No dia 18, o tribunal de Kempton Park, em Joanesburgo, vai ouvir os argumentos de Manuel Chang relativamente ao pedido de libertação sob fiança, depois de na quinta-feira a juíza ter contrariado os argumentos do advogado de Chang e concluído que o mandado de detenção internacional era válido.

Manuel Chang, entretanto, vai esperar a audição da próxima semana numa cela individual, depois de o seu advogado se ter queixado das condições de segurança e de ter revelado que foi obrigado a pagar proteção ao 'chefe da cela', que alberga cerca de 20 pessoas.

"As pessoas detidas com ele fumaram constantemente ao longo do dia, fumaram tabaco, fumaram outras substâncias, eu não sei o que são", disse o advogado, Willie Vermeulen, acrescentando que Chang "teve de pagar proteção do líder da cela para garantir a sua segurança".

A prisão de Modderbee, segundo noticiou o jornal local Springs Advertiser em junho, de acordo com a agência de informação financeira Bloomberg, está com uma lotação 35% acima do recomendado.

Na quarta-feira, a juíza já tinha adiado a decisão sobre a libertação sob fiança para hoje.

A legalidade do mandado de prisão foi discutida em detalhe e durante várias horas na quarta-feira, o segundo dia de audiência do caso, pelo advogado sul-africano de defesa do dirigente moçambicano, Willie Vermeulen e a procuradora do Ministério Público sul-africano, Elivera Dreyer.

Após decidir em favor do Estado sul-africano, a juíza Sagra Subrayen tinha adiado para hoje a decisão sobre se Manuel Chang deve ou não aguardar em liberdade, mediante pagamento de caução à justiça sul-africana, a sua extradição para os Estados Unidos, onde é acusado de fraude, corrupção e lavagem de dinheiro.

A promotora pública referiu então que a África do Sul aguarda que a justiça norte-americana cumpra com as formalidades documentais para a extradição do ex-governante moçambicano e atual deputado do partido Frelimo, no poder em Moçambique desde 1975.

A promotora, Elivera Dreyer, disse que o processo legal de uma extradição oficial poderá levar até 60 dias e que as autoridades americanas estão a ultimar o envio da documentação completa para a África do Sul, acrescentando que "o pedido provisório inicial enviado pelos norte-americanos foi acompanhado por um declaração prestada ao magistrado de Pretória por um funcionário norte-americano envolvido no processo de julgamento de Manuel Chang".

De acordo com Elivera Dreyer, a prisão de Manuel Chang foi legal ao abrigo do tratado de extradição entre os EUA e a África do Sul, e este país incorporou legislação subsequente à lei que rege a extradição.

"É um assunto complexo, especialmente quando indivíduos de alto perfil estão envolvidos.
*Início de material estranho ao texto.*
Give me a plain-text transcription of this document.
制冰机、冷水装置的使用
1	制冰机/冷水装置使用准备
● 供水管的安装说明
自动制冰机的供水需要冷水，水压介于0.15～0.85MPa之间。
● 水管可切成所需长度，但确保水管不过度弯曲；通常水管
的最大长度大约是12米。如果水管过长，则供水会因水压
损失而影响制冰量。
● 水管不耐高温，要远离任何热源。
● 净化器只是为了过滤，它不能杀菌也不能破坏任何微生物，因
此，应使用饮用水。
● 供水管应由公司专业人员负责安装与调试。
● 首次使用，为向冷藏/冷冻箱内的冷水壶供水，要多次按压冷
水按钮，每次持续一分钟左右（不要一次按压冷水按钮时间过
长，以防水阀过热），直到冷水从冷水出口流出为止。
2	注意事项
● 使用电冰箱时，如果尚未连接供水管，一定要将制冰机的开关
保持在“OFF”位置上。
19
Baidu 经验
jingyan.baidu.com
Moçambique não tem tratado de extradição com os EUA, por isso, quando Chang estava na África do Sul, tornou-se uma questão de urgência que ele fosse preso", explicou Elivera Dreyer à Agência de Notícias Africana (ANA).

O advogado de defesa de Manuel Chang, o sul-africano Willie Vermeulen, argumentou em sede do tribunal que o mandado de prisão emitido pelos EUA "estava comprometido" por falta de informações completas e que "tinha sido censurado", mas sem sucesso.

Nesse sentido, Elivera Dreyer vincou que "foi emitido um segundo mandado com a falta de informação adicionada, faltando os nomes de dois co-réus em fuga que a Interpol procurava localizar, e a divulgação da sua identidade poderia alertá-los uma vez que tentavam fugir à justiça".

Manuel Chang, que é acusado de ter recebido pelo menos um suborno de cinco milhões de dólares, foi ministro das Finanças de Moçambique durante o Governo do Presidente Armando Guebuza, entre fevereiro de 2005 e dezembro de 2014.

Então com o pelouro das Finanças, foi Manuel Chang quem avalizou dívidas de mais de 2.000 milhões de dólares secretamente contraídas a favor da Ematum, da Proindicus e da MAM, as empresas públicas referidas na acusação norte-americana, ligadas à segurança marítima e pescas, entre 2013 e 2014.

A pedido dos Estados Unidos, que emitiram o mandado de detenção internacional, Manuel Chang está detido em Joanesburgo desde 29 de dezembro.

A primeira audição do caso das dívidas públicas ocultas de Moçambique, que envolve o antigo ministro das Finanças moçambicano, foi marcada no dia 04 de dezembro para 22 de janeiro, no tribunal de Brooklyn, Nova Iorque.